Anfang 1485 gingen die Lehen an die Kinder über:
1. 21.1.1485: Otto von Breidbach (Breutbach), Probst zu St. Martin, Worms, belehnt den Diether B. v. R. mit dem 5. Teile am Zehnten zu Dahlheim und mit dem Zehnten zu Lykershausen
2. 1.2.1485: Belehnung durch den EB von Mainz mit dem Zehnten in den Gemarkungen Rüdesheim und Eibingen (wie 1445, 1457 und 1476) „Item ein Revers von Diethern Brumßer von Rudesheim“
3. 14.3.1485 Die Mainzer Lehen des EB von Mainz an Friedrich v.R. „den Jungen“ in Vormundschaftsnamen der Johann Brömsers hinterlassenen Söhnen, Johann und Wilhelm sowie „Diether und Heinrich, Gebrüder,

Heinrich B. seligen gelassenen Söhnen.“
4. 26.3.1485: Wilhelm Herzog von Jülich belehnt Dietrich B. v.

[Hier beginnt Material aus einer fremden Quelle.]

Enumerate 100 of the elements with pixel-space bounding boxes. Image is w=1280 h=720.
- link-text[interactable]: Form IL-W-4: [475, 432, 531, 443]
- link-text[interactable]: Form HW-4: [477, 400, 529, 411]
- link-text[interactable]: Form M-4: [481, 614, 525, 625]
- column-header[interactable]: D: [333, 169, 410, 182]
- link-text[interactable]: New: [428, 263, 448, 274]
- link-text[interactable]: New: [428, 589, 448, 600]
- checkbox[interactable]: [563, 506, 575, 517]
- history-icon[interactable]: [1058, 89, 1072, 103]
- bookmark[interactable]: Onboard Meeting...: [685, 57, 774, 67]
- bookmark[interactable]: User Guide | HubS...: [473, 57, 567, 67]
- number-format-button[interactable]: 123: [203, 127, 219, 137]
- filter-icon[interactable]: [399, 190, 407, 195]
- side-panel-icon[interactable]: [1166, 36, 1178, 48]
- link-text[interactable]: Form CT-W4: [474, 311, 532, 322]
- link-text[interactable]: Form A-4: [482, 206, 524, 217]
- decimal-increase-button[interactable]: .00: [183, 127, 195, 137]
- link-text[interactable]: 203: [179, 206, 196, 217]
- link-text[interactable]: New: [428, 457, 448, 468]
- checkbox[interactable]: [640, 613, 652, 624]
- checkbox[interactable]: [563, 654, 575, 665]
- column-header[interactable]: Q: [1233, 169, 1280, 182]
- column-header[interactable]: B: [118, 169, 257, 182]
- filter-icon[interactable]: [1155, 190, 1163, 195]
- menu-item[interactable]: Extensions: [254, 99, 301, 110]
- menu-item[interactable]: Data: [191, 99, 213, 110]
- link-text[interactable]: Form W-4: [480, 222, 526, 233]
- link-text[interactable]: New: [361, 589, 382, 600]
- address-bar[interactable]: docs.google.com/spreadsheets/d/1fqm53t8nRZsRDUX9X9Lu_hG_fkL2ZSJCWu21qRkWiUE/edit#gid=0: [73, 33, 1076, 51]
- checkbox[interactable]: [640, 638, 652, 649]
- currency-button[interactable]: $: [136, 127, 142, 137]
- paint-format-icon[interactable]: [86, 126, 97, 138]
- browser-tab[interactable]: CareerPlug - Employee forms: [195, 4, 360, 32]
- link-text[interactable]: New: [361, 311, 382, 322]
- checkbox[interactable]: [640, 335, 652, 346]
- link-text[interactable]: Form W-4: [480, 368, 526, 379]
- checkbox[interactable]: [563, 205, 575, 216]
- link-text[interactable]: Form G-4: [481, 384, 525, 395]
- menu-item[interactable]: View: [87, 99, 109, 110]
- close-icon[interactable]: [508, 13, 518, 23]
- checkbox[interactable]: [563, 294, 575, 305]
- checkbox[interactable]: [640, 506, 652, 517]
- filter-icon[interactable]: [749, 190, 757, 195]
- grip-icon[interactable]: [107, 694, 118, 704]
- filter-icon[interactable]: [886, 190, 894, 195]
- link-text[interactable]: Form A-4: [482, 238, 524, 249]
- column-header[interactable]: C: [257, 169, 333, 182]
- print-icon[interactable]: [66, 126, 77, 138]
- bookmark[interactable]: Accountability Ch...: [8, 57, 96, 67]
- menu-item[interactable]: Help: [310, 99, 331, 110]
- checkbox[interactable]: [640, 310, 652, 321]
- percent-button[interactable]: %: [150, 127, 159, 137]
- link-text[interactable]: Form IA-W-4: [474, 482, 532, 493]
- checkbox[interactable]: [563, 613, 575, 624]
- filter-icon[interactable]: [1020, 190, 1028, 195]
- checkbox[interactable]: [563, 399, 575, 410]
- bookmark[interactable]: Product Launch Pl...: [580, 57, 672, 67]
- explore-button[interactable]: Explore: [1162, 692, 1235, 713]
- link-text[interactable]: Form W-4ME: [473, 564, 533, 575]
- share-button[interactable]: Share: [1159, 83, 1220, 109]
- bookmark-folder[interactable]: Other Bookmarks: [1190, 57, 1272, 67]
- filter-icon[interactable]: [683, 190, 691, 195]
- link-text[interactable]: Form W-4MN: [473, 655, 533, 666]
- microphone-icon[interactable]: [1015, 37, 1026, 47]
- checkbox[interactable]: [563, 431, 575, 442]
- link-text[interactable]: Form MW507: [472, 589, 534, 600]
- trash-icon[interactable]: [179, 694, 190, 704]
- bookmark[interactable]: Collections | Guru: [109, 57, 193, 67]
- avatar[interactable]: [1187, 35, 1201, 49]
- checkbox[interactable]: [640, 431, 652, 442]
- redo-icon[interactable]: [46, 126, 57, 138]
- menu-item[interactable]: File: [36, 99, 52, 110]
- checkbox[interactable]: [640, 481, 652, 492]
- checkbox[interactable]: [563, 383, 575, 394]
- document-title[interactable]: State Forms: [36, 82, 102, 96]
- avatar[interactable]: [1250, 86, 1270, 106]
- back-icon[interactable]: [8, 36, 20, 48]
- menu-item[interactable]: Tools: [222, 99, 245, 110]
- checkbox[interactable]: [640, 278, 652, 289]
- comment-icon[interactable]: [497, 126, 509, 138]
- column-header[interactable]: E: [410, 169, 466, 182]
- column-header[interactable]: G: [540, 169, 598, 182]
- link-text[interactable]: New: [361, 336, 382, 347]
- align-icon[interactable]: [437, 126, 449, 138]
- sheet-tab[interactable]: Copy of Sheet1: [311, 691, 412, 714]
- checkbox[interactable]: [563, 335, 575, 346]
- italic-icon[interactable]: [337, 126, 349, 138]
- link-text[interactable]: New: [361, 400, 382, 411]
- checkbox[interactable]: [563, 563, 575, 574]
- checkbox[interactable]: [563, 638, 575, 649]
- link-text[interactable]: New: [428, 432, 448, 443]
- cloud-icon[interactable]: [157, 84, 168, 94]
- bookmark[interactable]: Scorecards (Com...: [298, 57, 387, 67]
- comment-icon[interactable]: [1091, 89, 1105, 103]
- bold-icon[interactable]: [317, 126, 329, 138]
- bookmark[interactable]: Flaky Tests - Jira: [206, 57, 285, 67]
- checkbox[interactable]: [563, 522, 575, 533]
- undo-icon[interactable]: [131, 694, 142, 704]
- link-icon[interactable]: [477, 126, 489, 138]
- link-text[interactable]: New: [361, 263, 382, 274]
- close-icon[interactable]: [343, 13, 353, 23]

R. (Dedert Broemser v. Rüdesheim) mit dem Dorf Gaulsheim (Gauwelsheym) und Zubehör
Wegen der Belehnungen 1., 2. und 4. dachten frühere Genealogen wohl, dass es noch einen älteren Dietrich B.v.R. gegeben habe. Die 3. Belehnung vom 14.3.1485 zeigt jedoch eindeutig, dass es sich um den jungen Dietrich selbst handelt.